The span, downstream from the Highway 77 bridge by about 450 feet and just upstream from the confluence of the CDO and Big washes, is a crucial link in Oro Valley’s eventual trail development.
“This is such a fantastic opportunity to get that bridge in because it’s a significant bridge,” one that would allow connection to major recreation paths in the Cañada del Oro Linear park, and beyond, said Ainsley Legner, Oro Valley parks and recreation director.
“In general, it is connecting Steam Pump Village with Oro Valley Marketplace,” said Linda Ritter, spokeswoman for the Arizona Department of Transportation.
“It should be built mid-spring, and hopefully available by summer,” said Craig Civalier, Oro Valley town engineer.
ADOT is putting $250,000 toward the bridge, and the town of Oro Valley has contributed $594,000. The structure is a twin I-beam, galvanized steel bridge with guardrails, handrails and a poured concrete deck, all of it atop concrete piers.

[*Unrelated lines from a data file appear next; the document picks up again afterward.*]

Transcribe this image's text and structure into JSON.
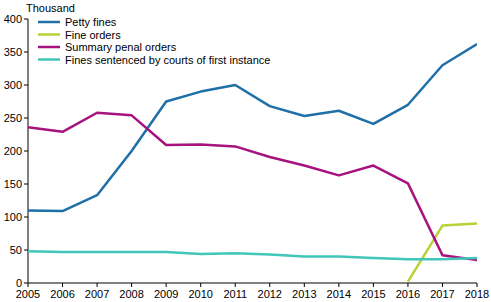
{
  "chart_data": {
    "type": "line",
    "y_label": "Thousand",
    "x": [
      2005,
      2006,
      2007,
      2008,
      2009,
      2010,
      2011,
      2012,
      2013,
      2014,
      2015,
      2016,
      2017,
      2018
    ],
    "xlim": [
      2005,
      2018
    ],
    "xticks": [
      2005,
      2006,
      2007,
      2008,
      2009,
      2010,
      2011,
      2012,
      2013,
      2014,
      2015,
      2016,
      2017,
      2018
    ],
    "ylim": [
      0,
      400
    ],
    "yticks": [
      0,
      50,
      100,
      150,
      200,
      250,
      300,
      350,
      400
    ],
    "grid": false,
    "legend": "upper left",
    "series": [
      {
        "name": "Petty fines",
        "color": "#1f6fa8",
        "values": [
          110,
          109,
          133,
          200,
          275,
          290,
          300,
          268,
          253,
          261,
          241,
          270,
          330,
          362
        ]
      },
      {
        "name": "Fine orders",
        "color": "#b5d334",
        "values": [
          null,
          null,
          null,
          null,
          null,
          null,
          null,
          null,
          null,
          null,
          null,
          2,
          87,
          90
        ]
      },
      {
        "name": "Summary penal orders",
        "color": "#a6127e",
        "values": [
          236,
          229,
          258,
          254,
          209,
          210,
          207,
          191,
          178,
          163,
          178,
          151,
          42,
          35
        ]
      },
      {
        "name": "Fines sentenced by courts of first instance",
        "color": "#41c6b9",
        "values": [
          48,
          47,
          47,
          47,
          47,
          44,
          45,
          43,
          40,
          40,
          38,
          36,
          36,
          38
        ]
      }
    ]
  }
}
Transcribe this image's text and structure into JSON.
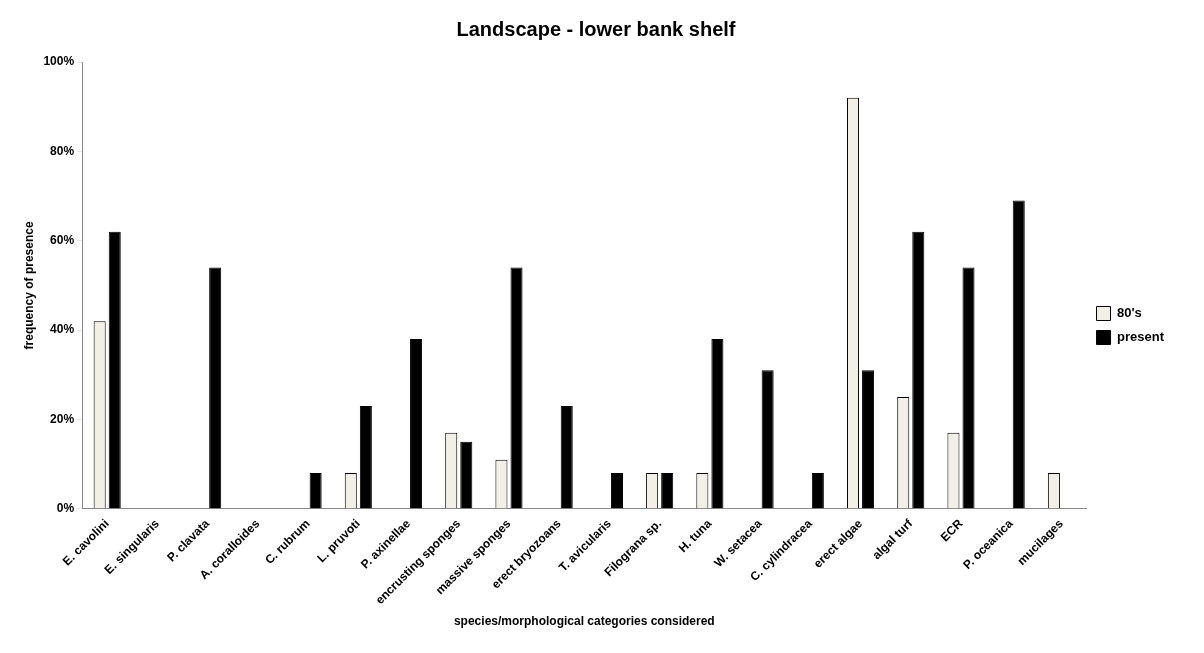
{
  "chart_data": {
    "type": "bar",
    "title": "Landscape - lower bank shelf",
    "xlabel": "species/morphological categories considered",
    "ylabel": "frequency of presence",
    "categories": [
      "E. cavolini",
      "E. singularis",
      "P. clavata",
      "A. coralloides",
      "C. rubrum",
      "L. pruvoti",
      "P. axinellae",
      "encrusting sponges",
      "massive sponges",
      "erect bryozoans",
      "T. avicularis",
      "Filograna sp.",
      "H. tuna",
      "W. setacea",
      "C. cylindracea",
      "erect algae",
      "algal turf",
      "ECR",
      "P. oceanica",
      "mucilages"
    ],
    "series": [
      {
        "name": "80's",
        "color": "#f2efe6",
        "values": [
          42,
          0,
          0,
          0,
          0,
          8,
          0,
          17,
          11,
          0,
          0,
          8,
          8,
          0,
          0,
          92,
          25,
          17,
          0,
          8
        ]
      },
      {
        "name": "present",
        "color": "#000000",
        "values": [
          62,
          0,
          54,
          0,
          8,
          23,
          38,
          15,
          54,
          23,
          8,
          8,
          38,
          31,
          8,
          31,
          62,
          54,
          69,
          0
        ]
      }
    ],
    "ylim": [
      0,
      100
    ],
    "yticks": [
      {
        "value": 0,
        "label": "0%"
      },
      {
        "value": 20,
        "label": "20%"
      },
      {
        "value": 40,
        "label": "40%"
      },
      {
        "value": 60,
        "label": "60%"
      },
      {
        "value": 80,
        "label": "80%"
      },
      {
        "value": 100,
        "label": "100%"
      }
    ],
    "grid": false,
    "legend": "right"
  }
}
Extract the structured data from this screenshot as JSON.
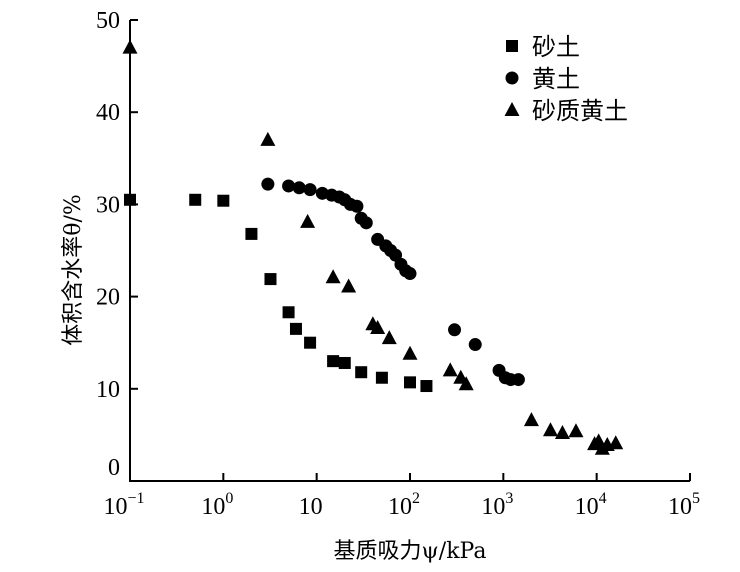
{
  "chart_data": {
    "type": "scatter",
    "x_scale": "log",
    "xlim": [
      0.1,
      100000
    ],
    "ylim": [
      0,
      50
    ],
    "grid": false,
    "legend_position": "top-right",
    "xlabel": "基质吸力ψ/kPa",
    "ylabel": "体积含水率θ/%",
    "x_ticks": [
      {
        "value": 0.1,
        "base": "10",
        "exp": "−1"
      },
      {
        "value": 1,
        "base": "10",
        "exp": "0"
      },
      {
        "value": 10,
        "base": "10",
        "exp": ""
      },
      {
        "value": 100,
        "base": "10",
        "exp": "2"
      },
      {
        "value": 1000,
        "base": "10",
        "exp": "3"
      },
      {
        "value": 10000,
        "base": "10",
        "exp": "4"
      },
      {
        "value": 100000,
        "base": "10",
        "exp": "5"
      }
    ],
    "y_ticks": [
      {
        "value": 0,
        "label": "0"
      },
      {
        "value": 10,
        "label": "10"
      },
      {
        "value": 20,
        "label": "20"
      },
      {
        "value": 30,
        "label": "30"
      },
      {
        "value": 40,
        "label": "40"
      },
      {
        "value": 50,
        "label": "50"
      }
    ],
    "series": [
      {
        "name": "砂土",
        "marker": "square",
        "points": [
          [
            0.1,
            30.5
          ],
          [
            0.5,
            30.5
          ],
          [
            1,
            30.4
          ],
          [
            2,
            26.8
          ],
          [
            3.2,
            21.9
          ],
          [
            5,
            18.3
          ],
          [
            6,
            16.5
          ],
          [
            8.5,
            15.0
          ],
          [
            15,
            13.0
          ],
          [
            20,
            12.8
          ],
          [
            30,
            11.8
          ],
          [
            50,
            11.2
          ],
          [
            100,
            10.7
          ],
          [
            150,
            10.3
          ]
        ]
      },
      {
        "name": "黄土",
        "marker": "circle",
        "points": [
          [
            3,
            32.2
          ],
          [
            5,
            32.0
          ],
          [
            6.5,
            31.8
          ],
          [
            8.5,
            31.6
          ],
          [
            11.5,
            31.2
          ],
          [
            14.5,
            31.0
          ],
          [
            17.5,
            30.8
          ],
          [
            20,
            30.5
          ],
          [
            23,
            30.0
          ],
          [
            27,
            29.8
          ],
          [
            30,
            28.5
          ],
          [
            34,
            28.0
          ],
          [
            45,
            26.2
          ],
          [
            55,
            25.5
          ],
          [
            62,
            25.0
          ],
          [
            70,
            24.5
          ],
          [
            80,
            23.5
          ],
          [
            90,
            22.8
          ],
          [
            100,
            22.5
          ],
          [
            300,
            16.4
          ],
          [
            500,
            14.8
          ],
          [
            900,
            12.0
          ],
          [
            1050,
            11.2
          ],
          [
            1200,
            11.0
          ],
          [
            1450,
            11.0
          ]
        ]
      },
      {
        "name": "砂质黄土",
        "marker": "triangle",
        "points": [
          [
            0.1,
            47.0
          ],
          [
            3,
            37.0
          ],
          [
            8,
            28.1
          ],
          [
            15,
            22.1
          ],
          [
            22,
            21.1
          ],
          [
            40,
            17.0
          ],
          [
            45,
            16.6
          ],
          [
            60,
            15.5
          ],
          [
            100,
            13.8
          ],
          [
            270,
            12.0
          ],
          [
            350,
            11.2
          ],
          [
            400,
            10.5
          ],
          [
            2000,
            6.6
          ],
          [
            3200,
            5.5
          ],
          [
            4300,
            5.2
          ],
          [
            6000,
            5.4
          ],
          [
            9500,
            4.0
          ],
          [
            10500,
            4.3
          ],
          [
            11500,
            3.5
          ],
          [
            13000,
            3.9
          ],
          [
            16000,
            4.1
          ]
        ]
      }
    ]
  }
}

ADOT secured special permission from the Pima County Flood Control District to build the bridge in a flood plain, Ritter said.

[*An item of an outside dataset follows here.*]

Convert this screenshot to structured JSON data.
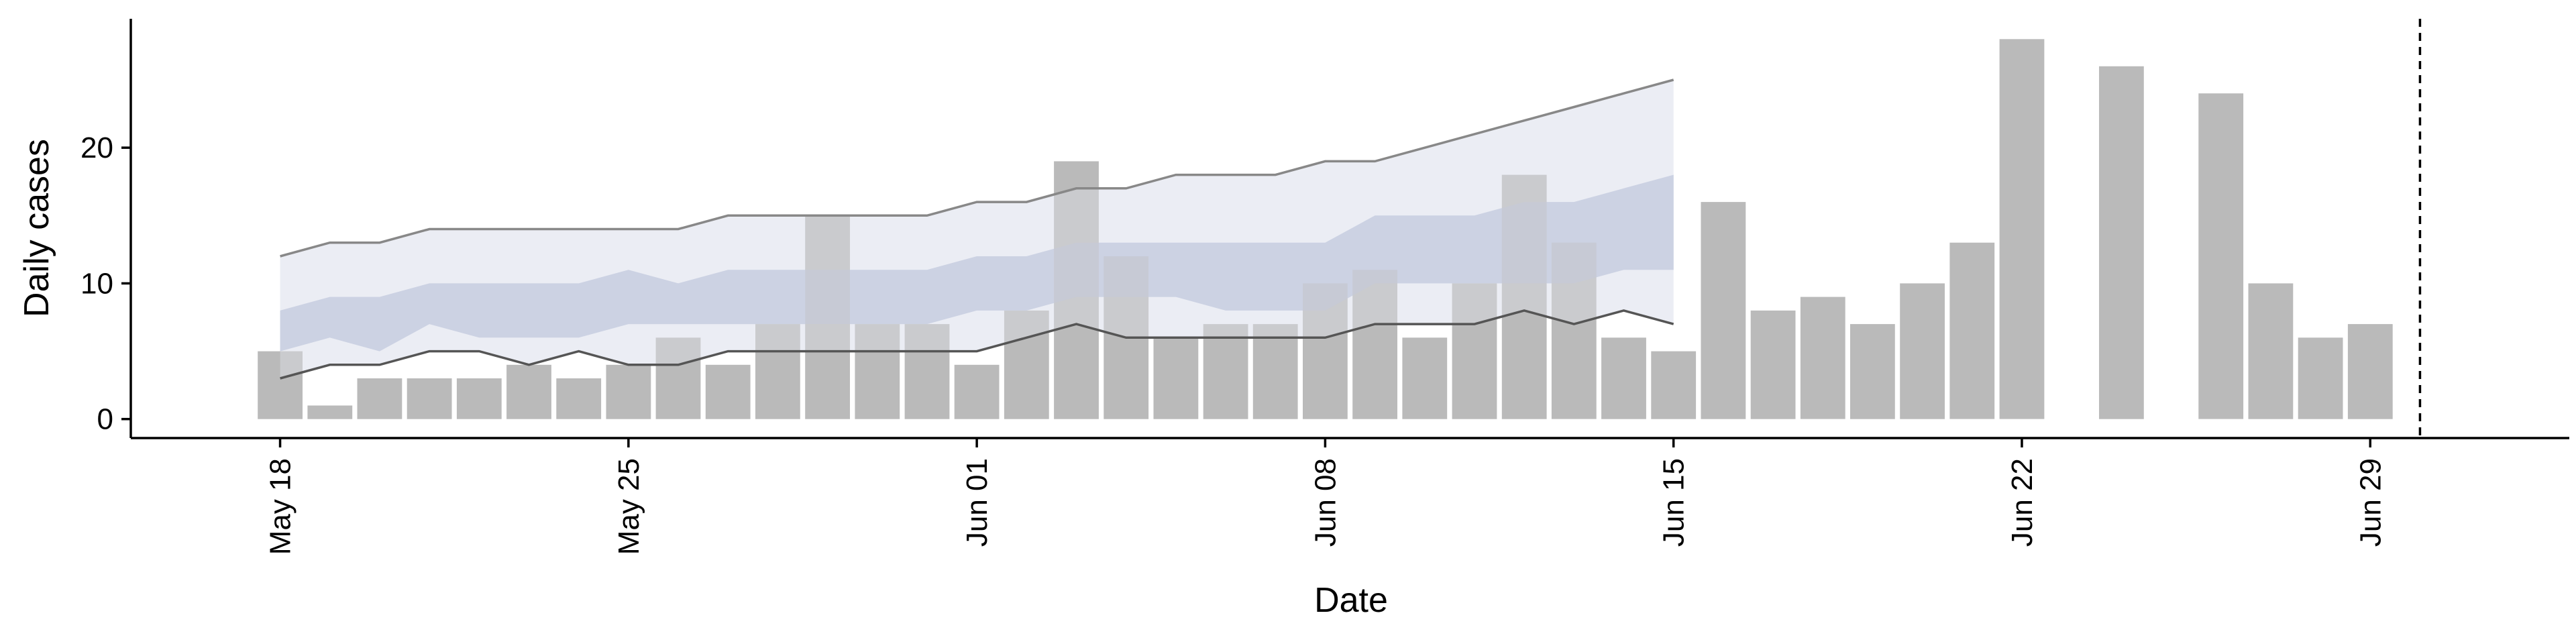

Oro Valley Marketplace developer Vestar was originally asked to build a sidewalk along Oracle Road. There was “no good way for them to do it,” Civalier said, so the disconnected path option was pursued.
“We think it’s safer … to bring the pedestrian traffic onto the path and away from Oracle Road,” Civalier said. “That’s one of the reasons that pedestrian bridge is being built where it is, to keep people away from traffic.”
The new bridge will “come in sections,” said Civalier, “similar to the bridges we installed on the CDO Linear Park.” A 2.7-mile link on the CDO wash from La Canada to First Avenue has been completed within the CDO Linear Park.
Still to come is a section of path west of and behind Steam Pump Ranch. Civalier said the town is pursuing funds to build a bridge across Foothills Wash north of the Honeywell plant, and money in general to finish the work.
“It’s a matter of going out and trying to secure some funds for it,” Civalier said.
Grant funding and money from other sources is “hard to come by” in a time of economic struggle, Civalier allowed. “We’ve got a plan, and when we can get money we’re going after it.
“It’d be nice if it would get completed,” he said. “For me, the funding can’t come fast enough to finish this.”